Writer and Nobel Laureate Elie Wiesel died on Saturday, July 2. On Monday, July 4, I heard writer Shalom Auslander using Wiesel in jokey Holocaust-related material in a podcast segment called “Paradise Lost” on This American Life. The episode had the theme of “Got You Pegged,” about snap judgments gone awry. This American Life summarizes Auslander’s segment like this:
Shalom Auslander goes on vacation with his family, and suspects the beloved, chatty old man in the room next door is an imposter—and sets out to prove it. This and other stories about the pitfalls of making snap judgments about others.
The timing seemed peculiar, to say the least. I realized this was a podcast and it might have been scheduled well before the airing, which was on July 1, according to the home page of This American Life. Especially on a holiday weekend, the archive would be a good place to find material.
Still. wry Holocaust observations two days after Wiesel died surprised me.
In the spirit of the podcast’s theme of avoiding snap judgments, I checked This American Life’s website and found that the episode originally aired on August 22, 2008. The confluence of material and demise was simply one of those crazy, unintended trapdoors that the universe occasionally sets in front of me.
What did the formerly Orthodox Auslander say, anyway, that snagged my astounded attention?
He relates a family trip to a Caribbean island for vacation. The elderly, chatty man in the next villa casually mentioned that his wife and parents were killed in the Holocaust, mostly at Auschwitz. The extended quote from the show gives the rich flavor of Auslander’s darkly Jewish ruminations. He said,
I should have been compassionate, I know. I should have taken pad and pen and committed his story to paper for future generations. Instead, I seethed. Twenty minutes of genocide stories later, I went into our villa, closed the door sharply behind me and stood in the center of the room with my hands on my hips.

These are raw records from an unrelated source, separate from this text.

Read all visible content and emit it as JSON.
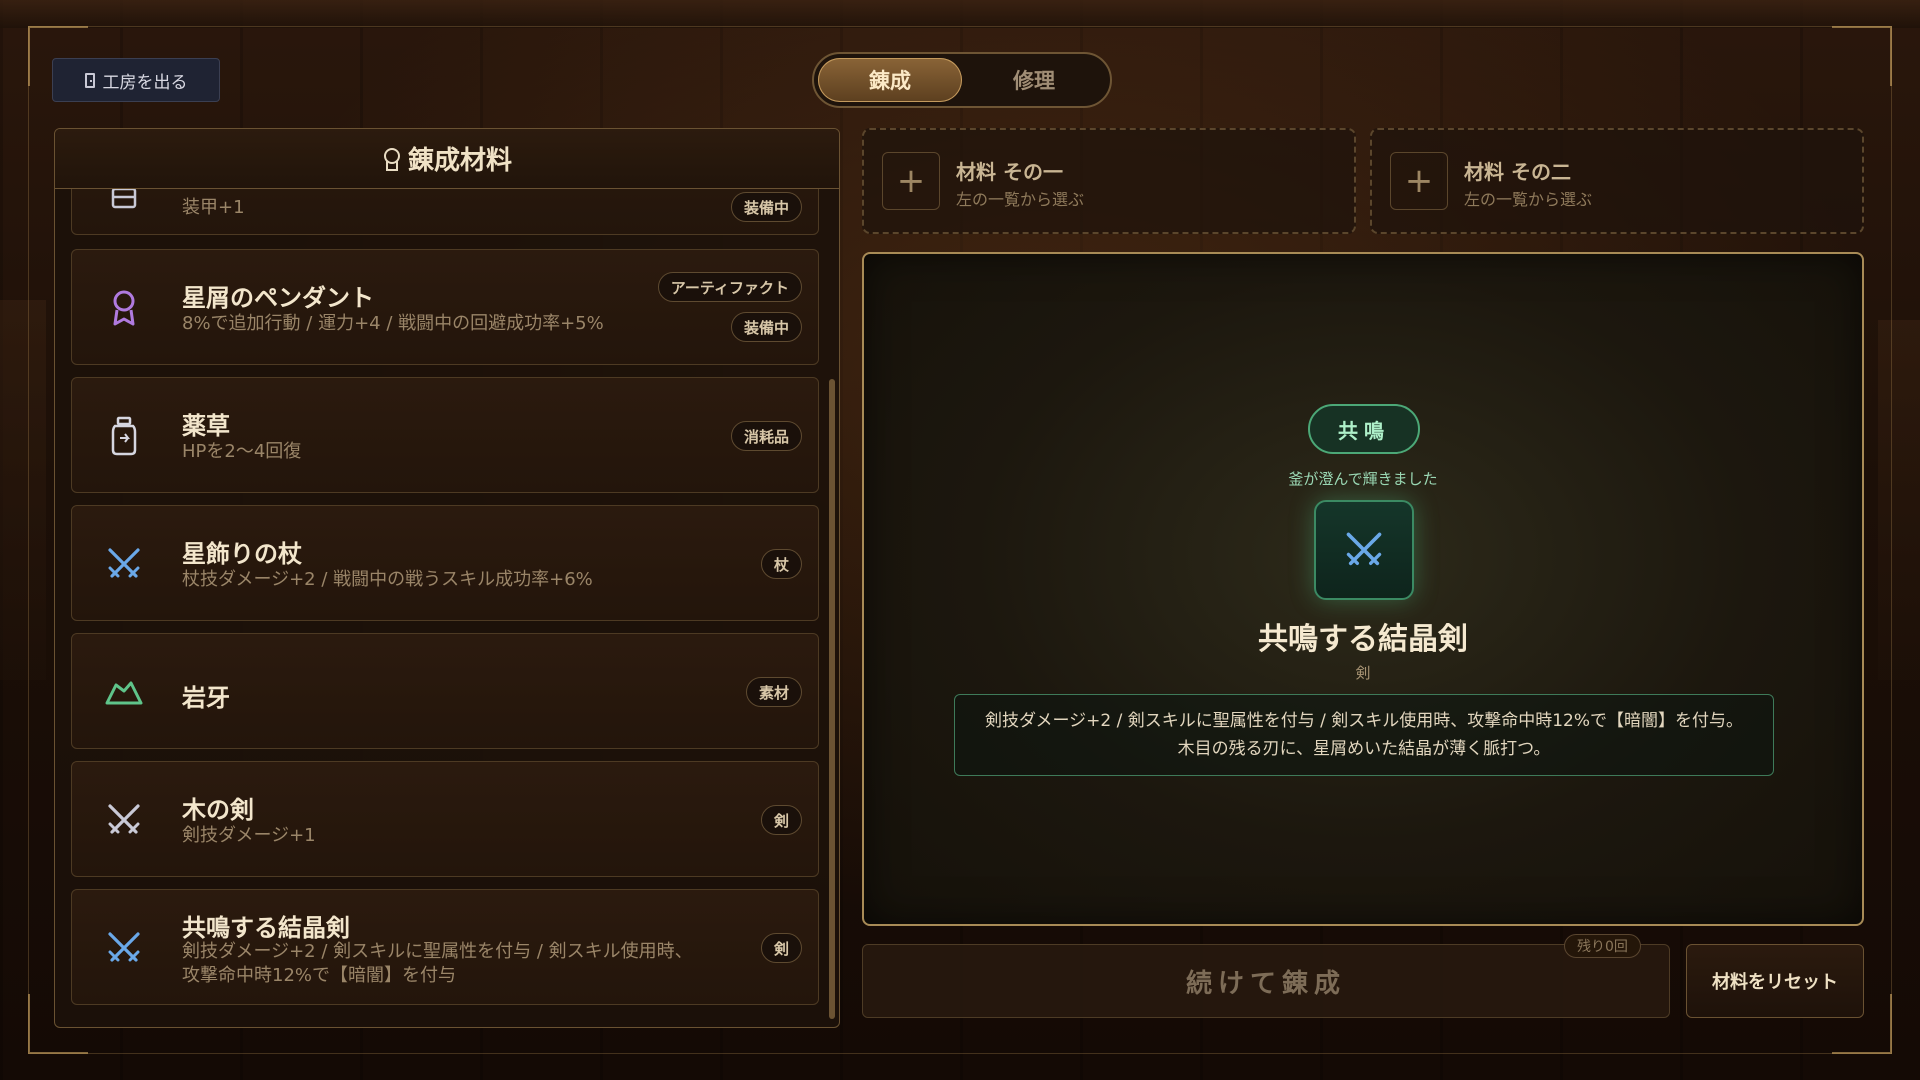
{
  "exit_button": {
    "label": "工房を出る",
    "icon": "door-icon"
  },
  "tabs": [
    {
      "label": "錬成",
      "active": true
    },
    {
      "label": "修理",
      "active": false
    }
  ],
  "materials_panel": {
    "title": "錬成材料",
    "icon": "medal-icon",
    "items": [
      {
        "name": "",
        "desc": "装甲+1",
        "tags": [
          "装備中"
        ],
        "icon": "armor-icon"
      },
      {
        "name": "星屑のペンダント",
        "desc": "8%で追加行動 / 運力+4 / 戦闘中の回避成功率+5%",
        "tags": [
          "アーティファクト",
          "装備中"
        ],
        "icon": "pendant-icon",
        "icon_color": "#b07adf"
      },
      {
        "name": "薬草",
        "desc": "HPを2〜4回復",
        "tags": [
          "消耗品"
        ],
        "icon": "potion-icon"
      },
      {
        "name": "星飾りの杖",
        "desc": "杖技ダメージ+2 / 戦闘中の戦うスキル成功率+6%",
        "tags": [
          "杖"
        ],
        "icon": "crossed-swords-icon",
        "icon_color": "#6aa8e8"
      },
      {
        "name": "岩牙",
        "desc": "",
        "tags": [
          "素材"
        ],
        "icon": "rock-icon",
        "icon_color": "#5fc48a"
      },
      {
        "name": "木の剣",
        "desc": "剣技ダメージ+1",
        "tags": [
          "剣"
        ],
        "icon": "crossed-swords-icon",
        "icon_color": "#c9c9d6"
      },
      {
        "name": "共鳴する結晶剣",
        "desc": "剣技ダメージ+2 / 剣スキルに聖属性を付与 / 剣スキル使用時、攻撃命中時12%で【暗闇】を付与",
        "tags": [
          "剣"
        ],
        "icon": "crossed-swords-icon",
        "icon_color": "#6aa8e8"
      }
    ]
  },
  "slots": [
    {
      "title": "材料 その一",
      "subtitle": "左の一覧から選ぶ"
    },
    {
      "title": "材料 その二",
      "subtitle": "左の一覧から選ぶ"
    }
  ],
  "result": {
    "badge": "共鳴",
    "subtitle": "釜が澄んで輝きました",
    "icon": "crossed-swords-icon",
    "name": "共鳴する結晶剣",
    "type": "剣",
    "description": "剣技ダメージ+2 / 剣スキルに聖属性を付与 / 剣スキル使用時、攻撃命中時12%で【暗闇】を付与。木目の残る刃に、星屑めいた結晶が薄く脈打つ。"
  },
  "actions": {
    "continue_label": "続けて錬成",
    "remaining_label": "残り0回",
    "reset_label": "材料をリセット"
  },
  "colors": {
    "accent_gold": "#a88b56",
    "accent_green": "#4ca877",
    "sword_blue": "#6aa8e8"
  }
}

I threw my hands into the air.
Auschwitz, I said.
Pardon? (said his wife).
What are you talking about, she asked . . .
He’s a survivor, hon, a Holocaust survivor.

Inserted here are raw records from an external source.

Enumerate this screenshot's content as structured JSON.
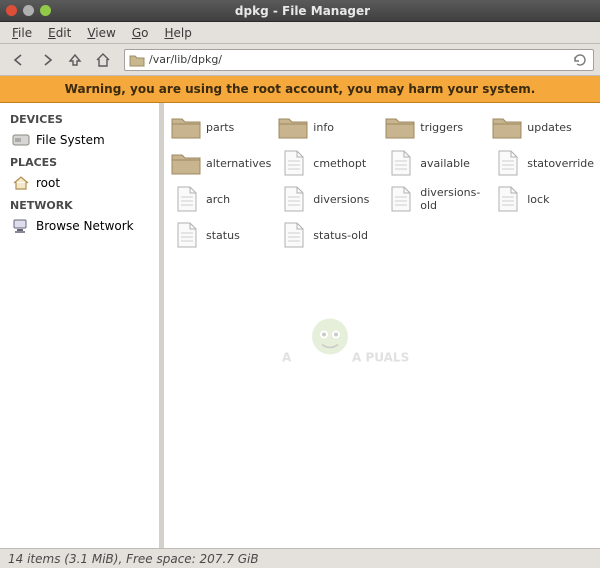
{
  "window": {
    "title": "dpkg - File Manager"
  },
  "menu": {
    "file": "File",
    "edit": "Edit",
    "view": "View",
    "go": "Go",
    "help": "Help"
  },
  "toolbar": {
    "path": "/var/lib/dpkg/"
  },
  "warning": "Warning, you are using the root account, you may harm your system.",
  "sidebar": {
    "devices": {
      "head": "DEVICES",
      "filesystem": "File System"
    },
    "places": {
      "head": "PLACES",
      "root": "root"
    },
    "network": {
      "head": "NETWORK",
      "browse": "Browse Network"
    }
  },
  "items": [
    {
      "label": "parts",
      "type": "folder"
    },
    {
      "label": "info",
      "type": "folder"
    },
    {
      "label": "triggers",
      "type": "folder"
    },
    {
      "label": "updates",
      "type": "folder"
    },
    {
      "label": "alternatives",
      "type": "folder"
    },
    {
      "label": "cmethopt",
      "type": "file"
    },
    {
      "label": "available",
      "type": "file"
    },
    {
      "label": "statoverride",
      "type": "file"
    },
    {
      "label": "arch",
      "type": "file"
    },
    {
      "label": "diversions",
      "type": "file"
    },
    {
      "label": "diversions-old",
      "type": "file"
    },
    {
      "label": "lock",
      "type": "file"
    },
    {
      "label": "status",
      "type": "file"
    },
    {
      "label": "status-old",
      "type": "file"
    }
  ],
  "status": "14 items (3.1 MiB), Free space: 207.7 GiB",
  "watermark": "A   PUALS"
}
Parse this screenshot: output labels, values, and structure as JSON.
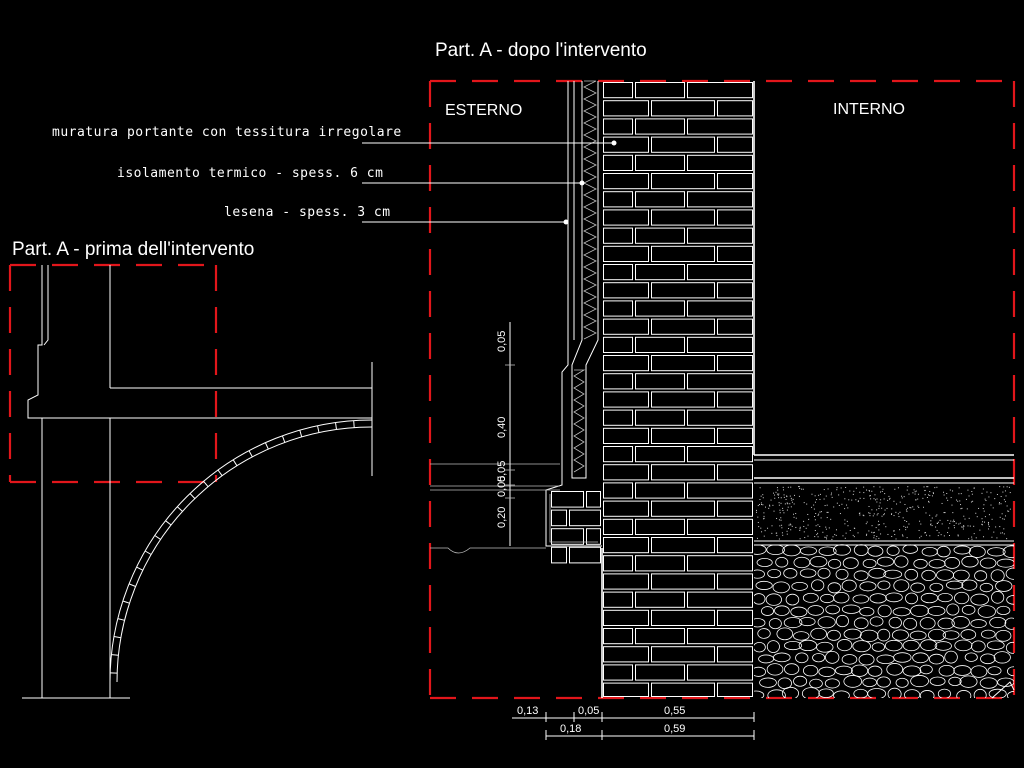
{
  "titles": {
    "after": "Part. A - dopo l'intervento",
    "before": "Part. A - prima dell'intervento"
  },
  "zones": {
    "outside": "ESTERNO",
    "inside": "INTERNO"
  },
  "leaders": [
    "muratura portante con tessitura irregolare",
    "isolamento termico - spess. 6 cm",
    "lesena - spess. 3 cm"
  ],
  "vertical_dims": [
    "0,05",
    "0,40",
    "0,05",
    "0,05",
    "0,20"
  ],
  "bottom_dims": {
    "row1": [
      "0,13",
      "0,05",
      "0,55"
    ],
    "row2": [
      "0,18",
      "0,59"
    ]
  },
  "colors": {
    "background": "#000000",
    "line": "#ffffff",
    "section_boundary": "#e2161b"
  }
}
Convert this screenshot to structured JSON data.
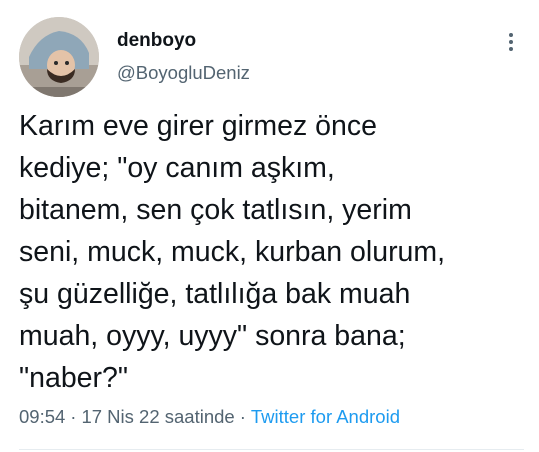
{
  "author": {
    "display_name": "denboyo",
    "handle": "@BoyogluDeniz"
  },
  "tweet": {
    "text": "Karım eve girer girmez önce\nkediye; \"oy canım aşkım,\nbitanem, sen çok tatlısın, yerim\nseni, muck, muck, kurban olurum,\nşu güzelliğe, tatlılığa bak muah\nmuah, oyyy, uyyy\" sonra bana;\n\"naber?\""
  },
  "meta": {
    "time": "09:54",
    "separator": "·",
    "date": "17 Nis 22 saatinde",
    "source": "Twitter for Android"
  },
  "icons": {
    "more": "more-vertical-icon"
  },
  "colors": {
    "text": "#0f1419",
    "secondary": "#536471",
    "link": "#1d9bf0"
  }
}
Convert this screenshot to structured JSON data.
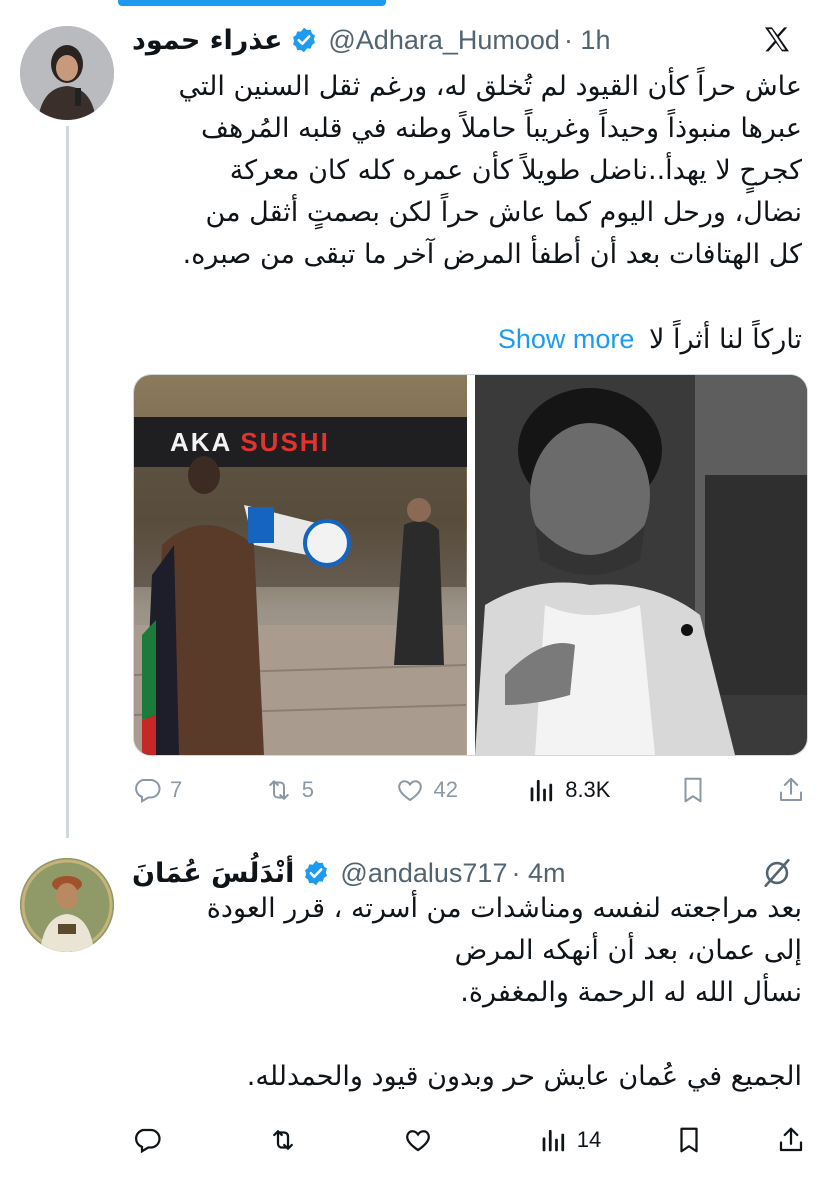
{
  "tweets": [
    {
      "author": {
        "name": "عذراء حمود",
        "handle": "@Adhara_Humood",
        "time": "· 1h",
        "verified": true
      },
      "platform_icon": "x-logo-icon",
      "text_lines": [
        "عاش حراً كأن القيود لم تُخلق له، ورغم ثقل السنين التي",
        "عبرها منبوذاً وحيداً وغريباً حاملاً وطنه في قلبه المُرهف",
        "كجرحٍ لا يهدأ..ناضل طويلاً كأن عمره كله كان معركة",
        "نضال، ورحل اليوم كما عاش حراً لكن بصمتٍ أثقل من",
        "كل الهتافات بعد أن أطفأ المرض آخر ما تبقى من صبره."
      ],
      "last_line": "تاركاً لنا أثراً لا",
      "show_more": "Show more",
      "media": {
        "left_sign": {
          "aka": "AKA",
          "sushi": "SUSHI"
        }
      },
      "stats": {
        "replies": "7",
        "reposts": "5",
        "likes": "42",
        "views": "8.3K"
      }
    },
    {
      "author": {
        "name": "أنْدَلُسَ عُمَانَ",
        "handle": "@andalus717",
        "time": "· 4m",
        "verified": true
      },
      "header_icon": "grok-icon",
      "text_lines": [
        "بعد مراجعته لنفسه ومناشدات من أسرته ، قرر العودة",
        "إلى عمان، بعد أن أنهكه المرض",
        "نسأل الله له الرحمة والمغفرة.",
        "",
        "الجميع في عُمان عايش حر  وبدون قيود والحمدلله."
      ],
      "stats": {
        "views": "14"
      }
    }
  ],
  "colors": {
    "accent": "#1d9bf0",
    "muted": "#536471",
    "icon_muted": "#8b98a5",
    "text": "#0f1419"
  }
}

I don’t have anything against Holocaust survivors. Some of my best friends are Holocaust survivors. OK, that’s not actually true, but I don’t have anything against them. But if I want to relax and forget about life for a while, maybe hit a bar and get a drink, I’m not going to call Elie Wiesel. “Hey, Elie, how’s it going? I had a tough day, want to come over and we’ll watch Schindler’s List? Bring beer!”
In typical circumstances, the Wiesel reference would have flown by me, a rebellious knock against Wiesel’s somber image. But coming 48 hours after his death, the passage left me queasy. At first I thought I had Auslander pegged as somebody willing to score literary points off a death, but my fact check showed he did nothing of the sort. Anyway, the rebroadcast had been on July 1–the day before Wiesel died. Reality had simply arranged itself to make a line in a long-ago recording reverberate like a crashing gong.
On the other hand, a link from Auslander’s website to a list of his This American Life essays has “Got You Pegged” at the very top. Perhaps Paradise Lost holds a special place in his heart or in listener popularity. I may even listen to his other presentations to hear what else Auslander has to say. I can tell by looking at his credits that our paths have crossed in some ways.